Uma jovem mãe solteira, sozinha e grávida de 9 meses, chegou na Nicarágua meses antes do triunfo da revolução sandinista, no início dos anos 80. Elena era espanhola de nascimento, mas se considerava chilena, latino-americana e socialista. Integrava o Movimiento de Izquierda Revolucionária (MIR) do Chile, organização que defendeu a luta armada durante o governo socialista de Salvador Allende e que sofreu brutal repressão após o golpe militar que levou ao poder o general Augusto Pinochet.

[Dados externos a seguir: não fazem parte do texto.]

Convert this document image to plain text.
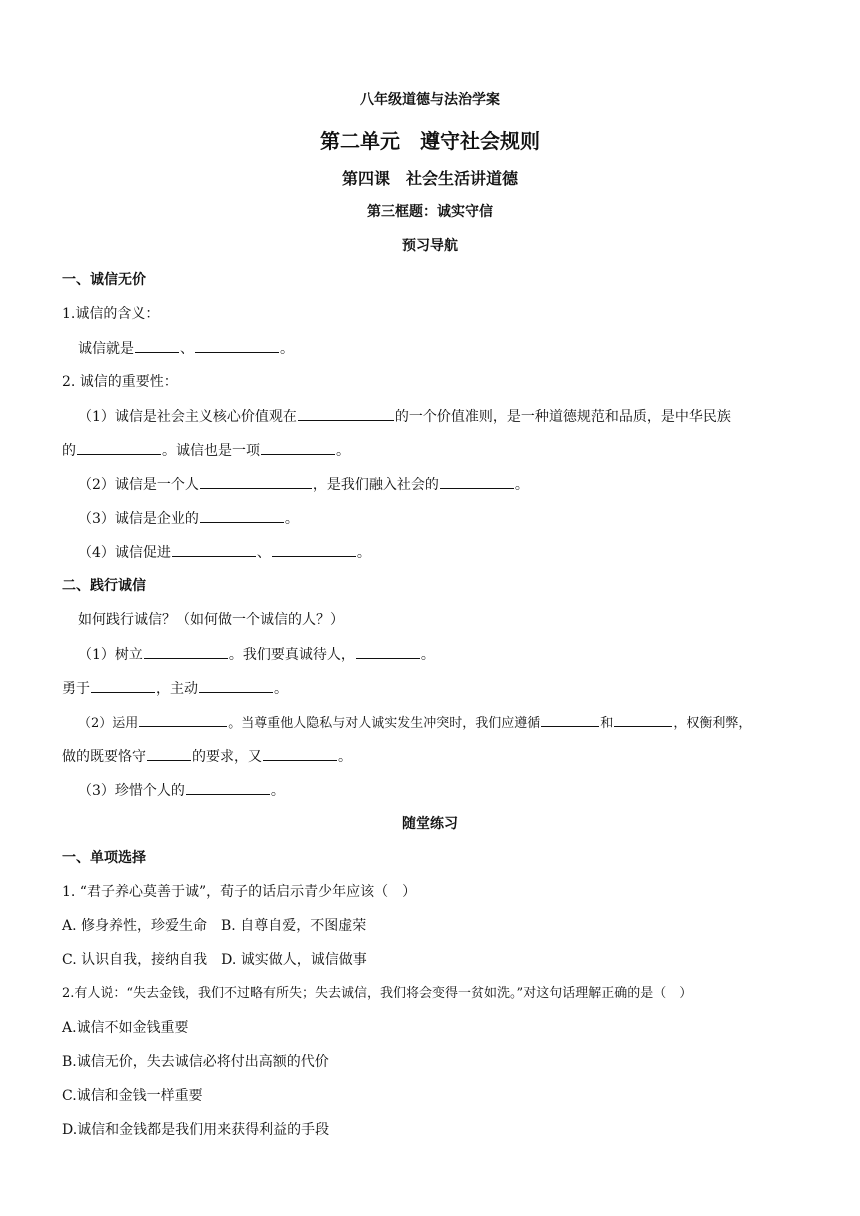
八年级道德与法治学案
第二单元　遵守社会规则
第四课　社会生活讲道德
第三框题：诚实守信
预习导航
一、诚信无价
1.诚信的含义：
诚信就是	、	。
2. 诚信的重要性：
（1）诚信是社会主义核心价值观在	的一个价值准则，是一种道德规范和品质，是中华民族
的	。诚信也是一项	。
（2）诚信是一个人	，是我们融入社会的	。
（3）诚信是企业的	。
（4）诚信促进	、	。
二、践行诚信
如何践行诚信？（如何做一个诚信的人？）
（1）树立	。我们要真诚待人，	。
勇于	，主动	。
（2）运用	。当尊重他人隐私与对人诚实发生冲突时，我们应遵循	和	，权衡利弊，
做的既要恪守	的要求，又	。
（3）珍惜个人的	。
随堂练习
一、单项选择
1. “君子养心莫善于诚”，荀子的话启示青少年应该（　）
A. 修身养性，珍爱生命　B. 自尊自爱，不图虚荣
C. 认识自我，接纳自我　D. 诚实做人，诚信做事
2.有人说：“失去金钱，我们不过略有所失；失去诚信，我们将会变得一贫如洗。”对这句话理解正确的是（　）
A.诚信不如金钱重要
B.诚信无价，失去诚信必将付出高额的代价
C.诚信和金钱一样重要
D.诚信和金钱都是我们用来获得利益的手段
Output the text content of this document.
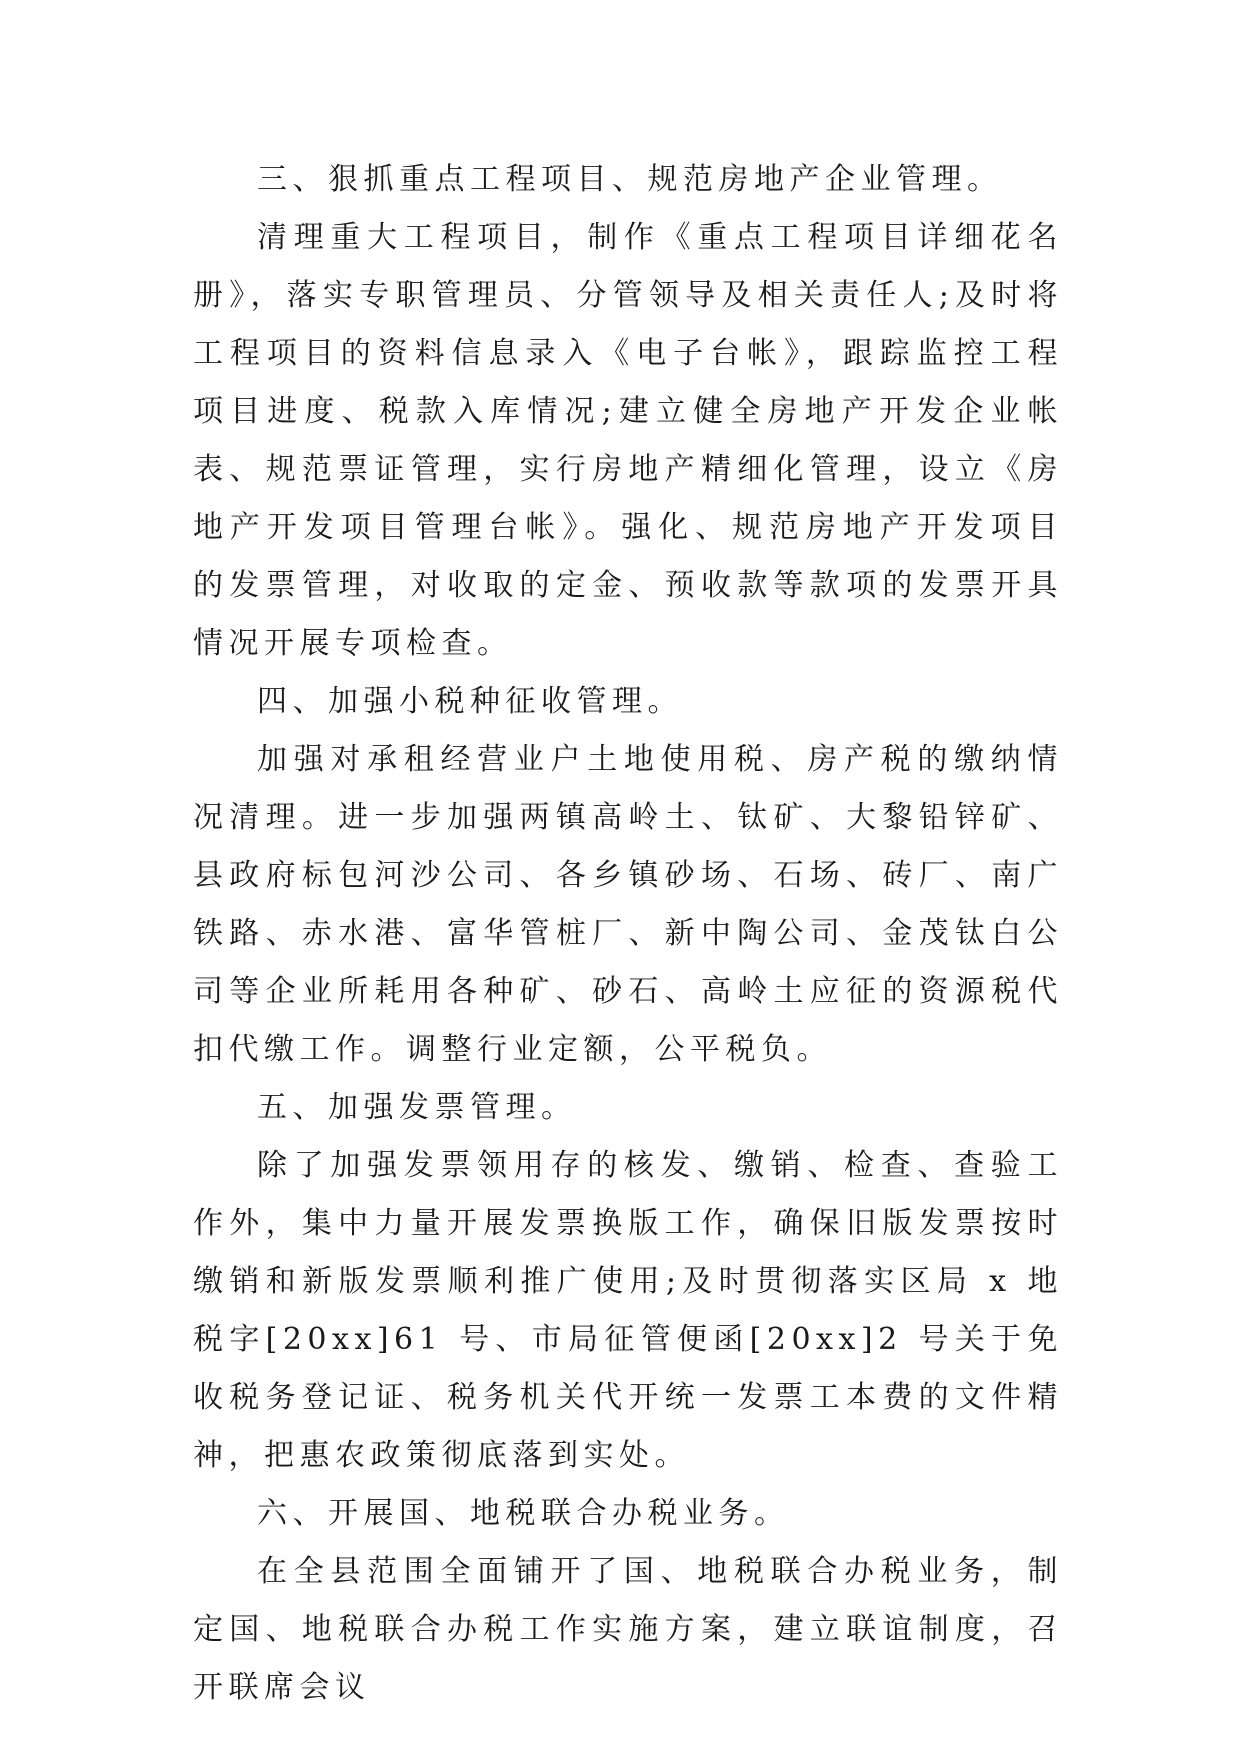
三、狠抓重点工程项目、规范房地产企业管理。

清理重大工程项目，制作《重点工程项目详细花名册》，落实专职管理员、分管领导及相关责任人;及时将工程项目的资料信息录入《电子台帐》，跟踪监控工程项目进度、税款入库情况;建立健全房地产开发企业帐表、规范票证管理，实行房地产精细化管理，设立《房地产开发项目管理台帐》。强化、规范房地产开发项目的发票管理，对收取的定金、预收款等款项的发票开具情况开展专项检查。

四、加强小税种征收管理。

加强对承租经营业户土地使用税、房产税的缴纳情况清理。进一步加强两镇高岭土、钛矿、大黎铅锌矿、县政府标包河沙公司、各乡镇砂场、石场、砖厂、南广铁路、赤水港、富华管桩厂、新中陶公司、金茂钛白公司等企业所耗用各种矿、砂石、高岭土应征的资源税代扣代缴工作。调整行业定额，公平税负。

五、加强发票管理。

除了加强发票领用存的核发、缴销、检查、查验工作外，集中力量开展发票换版工作，确保旧版发票按时缴销和新版发票顺利推广使用;及时贯彻落实区局 x 地税字[20xx]61 号、市局征管便函[20xx]2 号关于免收税务登记证、税务机关代开统一发票工本费的文件精神，把惠农政策彻底落到实处。

六、开展国、地税联合办税业务。

在全县范围全面铺开了国、地税联合办税业务，制定国、地税联合办税工作实施方案，建立联谊制度，召开联席会议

Elena e Pablo, seu companheiro, após meses clandestinos em Santiago, e munidos de passaportes mexicanos falsos, conseguiram deixar o país passando por La Paz, Lima, Caracas e finalmente chegaram à cidade do México, onde conseguiram estabelecer uma vida relativamente normal por um par de anos, pelo menos. Pablo conseguiu uma vaga de jornalista no periódico progressista La Jornada, Elena dava aulas de educação infantil numa escola Waldorf no belo bairro de Coyoacán, a 2 quadras das casas de Frida Kahlo e Diego Rivera.
Na casa térrea de 2 cômodos e meio que alugaram na capital mexicana, com ajuda de organizações internacionais de apoio aos exilados e refugiados, viviam em relativa tranquilidade e adaptados à vida do país, mas não deixaram de lado as conexões com os movimentos revolucionários latino-americanos. Após o esfacelamento do MIR no Chile, seus militantes se sentiram autorizados a tomar rumos distintos em relação a suas atividades políticas, fossem públicas ou clandestinas.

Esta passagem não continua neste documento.